例えば、次のような項目で並べるとかなり判断しやすくなります。
- 勤務形態
- 配車アプリ
- 給与保証
- 歩合率の計算方法
- 研修制度
- 営業エリア
- 走行ルール
- 提携ガススタンド
- 寮や祝い金
- 通勤しやすさ
- 面接での答え方
最後に見るべきなのは、「一番派手な条件」ではなく、自分が続けやすいかどうかです。未経験から入るなら、最初の会社選びで無理をしすぎないことは本当に大事だと思います。
まとめ|東京で失敗しないタクシー会社選びの考え方
東京でタクシー会社を選ぶときは、会社名や知名度だけで決めないことが大切です。
未経験者が見るべきなのは、配車アプリ、勤務形態、歩合率の計算方法、研修制度、営業エリア、走行距離制限、提携ガススタンドの環境、寮や祝い金の条件、営業所の雰囲気といった、入社後の働きやすさに関わる部分です。
会社選びは大事です。ただ、それだけで全てが決まるわけではありません。タクシーは、会社の環境と本人の立ち回りの両方で結果が変わる仕事です。
だからこそ未経験者は、「一番条件が派手な会社」を探すより、まずはしっかりした会社で東京のルールや道を覚えられるかを重視した方が失敗しにくいと思います。慣れてきてから転籍を考えるという選択肢もあります。
FAQ|東京のタクシー会社選びでよくある質問
未経験なら大手タクシー会社を選んだ方がいいですか?
必ず大手が正解というわけではありません。ただ、1社目は研修制度や営業環境が整っている会社の方が、東京のルールや道を覚えやすいというメリットがあります。未経験なら、まずはしっかりした会社を優先する考え方はかなりありだと思います。
給与保証が高い会社の方が安心ですか?
給与保証は安心材料にはなりますが、それだけで会社を決めるのは危険です。保証額よりも、研修制度や勤務形態、営業しやすい環境が整っているかを見る方が、長い目では大事です。
配車アプリが強い会社なら未経験でも稼げますか?
配車アプリが強い会社は、朝や昼の時間帯に安定しやすい面があります。ただ、夜の時間帯は流しの技術も必要になるので、アプリだけで全てが決まるわけではありません。

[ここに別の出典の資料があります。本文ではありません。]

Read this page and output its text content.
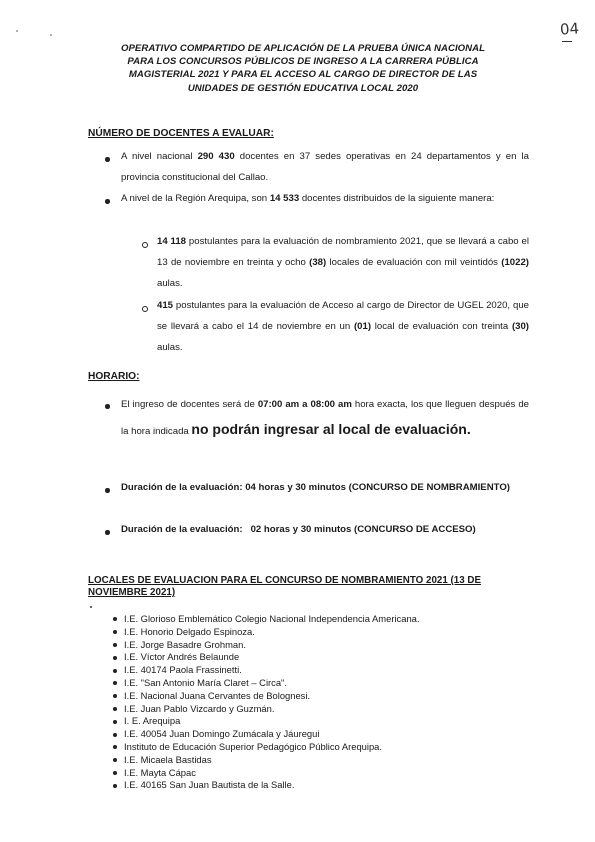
04
OPERATIVO COMPARTIDO DE APLICACIÓN DE LA PRUEBA ÚNICA NACIONAL
PARA LOS CONCURSOS PÚBLICOS DE INGRESO A LA CARRERA PÚBLICA
MAGISTERIAL 2021 Y PARA EL ACCESO AL CARGO DE DIRECTOR DE LAS
UNIDADES DE GESTIÓN EDUCATIVA LOCAL 2020
NÚMERO DE DOCENTES A EVALUAR:
A nivel nacional 290 430 docentes en 37 sedes operativas en 24 departamentos y en la provincia constitucional del Callao.
A nivel de la Región Arequipa, son 14 533 docentes distribuidos de la siguiente manera:
14 118 postulantes para la evaluación de nombramiento 2021, que se llevará a cabo el 13 de noviembre en treinta y ocho (38) locales de evaluación con mil veintidós (1022) aulas.
415 postulantes para la evaluación de Acceso al cargo de Director de UGEL 2020, que se llevará a cabo el 14 de noviembre en un (01) local de evaluación con treinta (30) aulas.
HORARIO:
El ingreso de docentes será de 07:00 am a 08:00 am hora exacta, los que lleguen después de la hora indicada no podrán ingresar al local de evaluación.
Duración de la evaluación: 04 horas y 30 minutos (CONCURSO DE NOMBRAMIENTO)
Duración de la evaluación: 02 horas y 30 minutos (CONCURSO DE ACCESO)
LOCALES DE EVALUACION PARA EL CONCURSO DE NOMBRAMIENTO 2021 (13 DE NOVIEMBRE 2021)
I.E. Glorioso Emblemático Colegio Nacional Independencia Americana.
I.E. Honorio Delgado Espinoza.
I.E. Jorge Basadre Grohman.
I.E. Víctor Andrés Belaunde
I.E. 40174 Paola Frassinetti.
I.E. "San Antonio María Claret – Circa".
I.E. Nacional Juana Cervantes de Bolognesi.
I.E. Juan Pablo Vizcardo y Guzmán.
I. E. Arequipa
I.E. 40054 Juan Domingo Zumácala y Jáuregui
Instituto de Educación Superior Pedagógico Público Arequipa.
I.E. Micaela Bastidas
I.E. Mayta Cápac
I.E. 40165 San Juan Bautista de la Salle.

アプリと流しのバランスを覚えられる環境かどうかを見るのがおすすめです。
隔日勤務は未経験でもできますか?
できます。ただし、向き不向きはあります。長時間労働に比較的強い方には向いていますし、明けの時間を上手く使える人なら時間の自由度もあります。収入面だけでなく、自分が続けられそうかで考えた方がいいです。
面接では何を一番確認すべきですか?
歩合率の計算方法、賃金形態、勤務形態、出庫時間、事故時や高速代の負担、無線の開始時期、給与保証や祝い金の条件などは確認しておきたいです。内容そのものも大事ですが、どう答えてくれるかもかなり重要です。